IL SOSTEGNO DELLA REGIONE: SI RAFFORZA L'ASSE TESEI-ROMIZI - “La Regione Umbria – ha affermato l’assessore regionale ai trasporti ed infrastrutture, Enrico Melasecche - ha apprezzato fin dall’inizio la dinamicità del Comune di Perugia ed il progetto specifico che pone il capoluogo regionale in una posizione interessante nel panorama nazionale e va a completare in modo coraggioso vuoti problematici esistenti. Promuoveremo quindi con convinzione questo progetto – ha concluso l’assessore Melasecche - anche nei passaggi successivi presso il Ministero delle Infrastrutture e dei Trasporti cui non faremo mancare nell’iter di approvazione il sostegno determinante della Regione come tutti gli altri progetti in cui la reciproca collaborazione è fattore determinante per il successo.”

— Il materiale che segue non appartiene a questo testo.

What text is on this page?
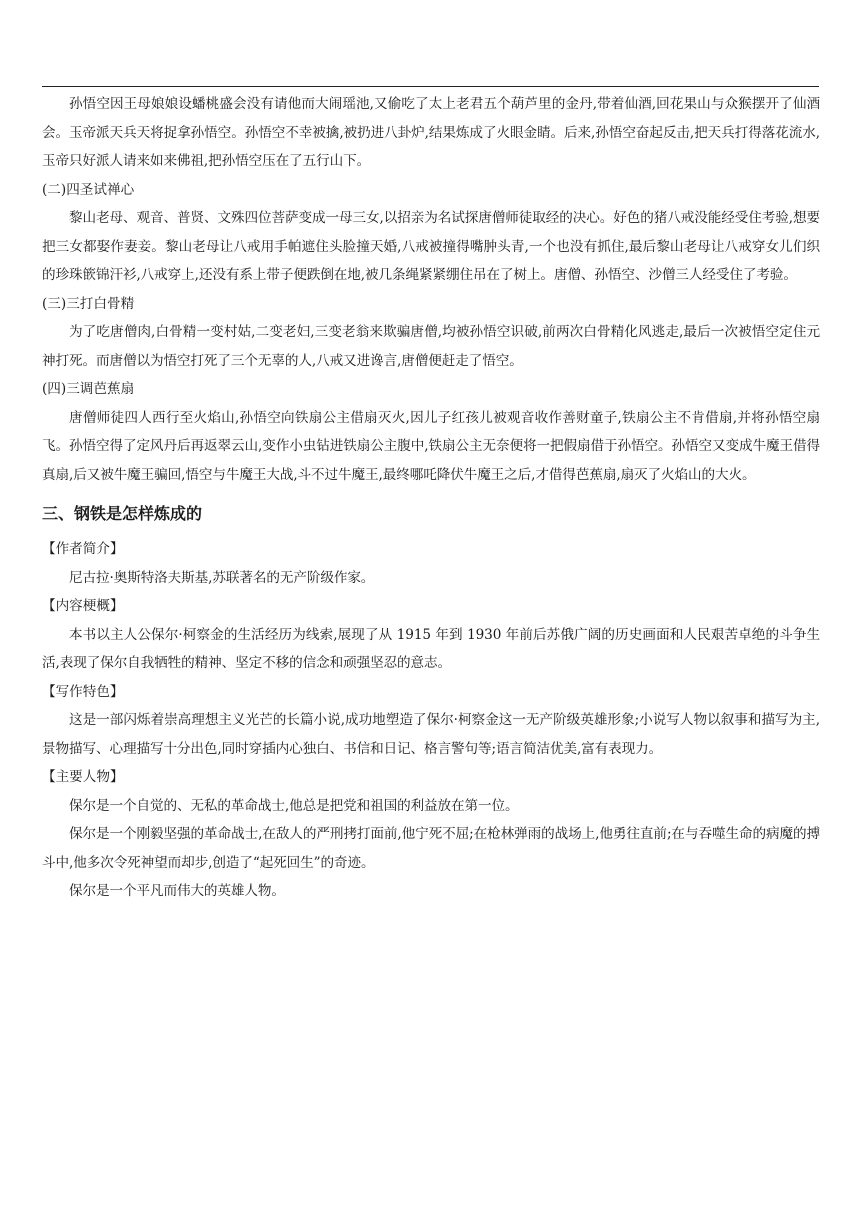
孙悟空因王母娘娘设蟠桃盛会没有请他而大闹瑶池,又偷吃了太上老君五个葫芦里的金丹,带着仙酒,回花果山与众猴摆开了仙酒会。玉帝派天兵天将捉拿孙悟空。孙悟空不幸被擒,被扔进八卦炉,结果炼成了火眼金睛。后来,孙悟空奋起反击,把天兵打得落花流水,玉帝只好派人请来如来佛祖,把孙悟空压在了五行山下。

(二)四圣试禅心

黎山老母、观音、普贤、文殊四位菩萨变成一母三女,以招亲为名试探唐僧师徒取经的决心。好色的猪八戒没能经受住考验,想要把三女都娶作妻妾。黎山老母让八戒用手帕遮住头脸撞天婚,八戒被撞得嘴肿头青,一个也没有抓住,最后黎山老母让八戒穿女儿们织的珍珠篏锦汗衫,八戒穿上,还没有系上带子便跌倒在地,被几条绳紧紧绷住吊在了树上。唐僧、孙悟空、沙僧三人经受住了考验。

(三)三打白骨精

为了吃唐僧肉,白骨精一变村姑,二变老妇,三变老翁来欺骗唐僧,均被孙悟空识破,前两次白骨精化风逃走,最后一次被悟空定住元神打死。而唐僧以为悟空打死了三个无辜的人,八戒又进谗言,唐僧便赶走了悟空。

(四)三调芭蕉扇

唐僧师徒四人西行至火焰山,孙悟空向铁扇公主借扇灭火,因儿子红孩儿被观音收作善财童子,铁扇公主不肯借扇,并将孙悟空扇飞。孙悟空得了定风丹后再返翠云山,变作小虫钻进铁扇公主腹中,铁扇公主无奈便将一把假扇借于孙悟空。孙悟空又变成牛魔王借得真扇,后又被牛魔王骗回,悟空与牛魔王大战,斗不过牛魔王,最终哪吒降伏牛魔王之后,才借得芭蕉扇,扇灭了火焰山的大火。

三、钢铁是怎样炼成的

【作者简介】

尼古拉·奥斯特洛夫斯基,苏联著名的无产阶级作家。

【内容梗概】

本书以主人公保尔·柯察金的生活经历为线索,展现了从 1915 年到 1930 年前后苏俄广阔的历史画面和人民艰苦卓绝的斗争生活,表现了保尔自我牺牲的精神、坚定不移的信念和顽强坚忍的意志。

【写作特色】

这是一部闪烁着崇高理想主义光芒的长篇小说,成功地塑造了保尔·柯察金这一无产阶级英雄形象;小说写人物以叙事和描写为主,景物描写、心理描写十分出色,同时穿插内心独白、书信和日记、格言警句等;语言简洁优美,富有表现力。

【主要人物】

保尔是一个自觉的、无私的革命战士,他总是把党和祖国的利益放在第一位。

保尔是一个刚毅坚强的革命战士,在敌人的严刑拷打面前,他宁死不屈;在枪林弹雨的战场上,他勇往直前;在与吞噬生命的病魔的搏斗中,他多次令死神望而却步,创造了“起死回生”的奇迹。

保尔是一个平凡而伟大的英雄人物。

TUTTI I PARTICOLARI DEL PROGETTO: LE FERMATE, LE AREE INTERESSATE E I COSTI - Le navette collegheranno Castel del Piano a Fontivegge con un percorso di 12,5 km circa, lungo il quale saranno distribuite 21 fermate dal capolinea di via Fausto Luciani a Castel del Piano fino a quello in prossimità della stazione ferroviaria di Fontivegge. Attraverserà, dunque, i quartieri di Strozzacapponi, Sant’Andrea delle Fratte, San Sisto, Case Nuove di Ponte della Pietra, mettendo in collegamento importanti realtà quali la zona industriale di Sant’Andrea delle Fratte, quella commerciale di via Settevalli, l’ospedale e la facoltà di medicina, gli uffici di via Martiri dei Lager e, infine, la stazione.  Il costo complessivo del progetto è di oltre 90 milioni di euro, a copertura dei quali il Comune ha già ottenuto un finanziamento del MIT per 625mila euro, da destinare alla progettazione, e ha siglato, nel giugno scorso, un protocollo con Cassa Depositi e Prestiti per lo sviluppo del progetto stesso, a cui si aggiunge, ora, la partecipazione al bando ministeriale per il rilancio degli investimenti nel settore del trasporto rapido di massa.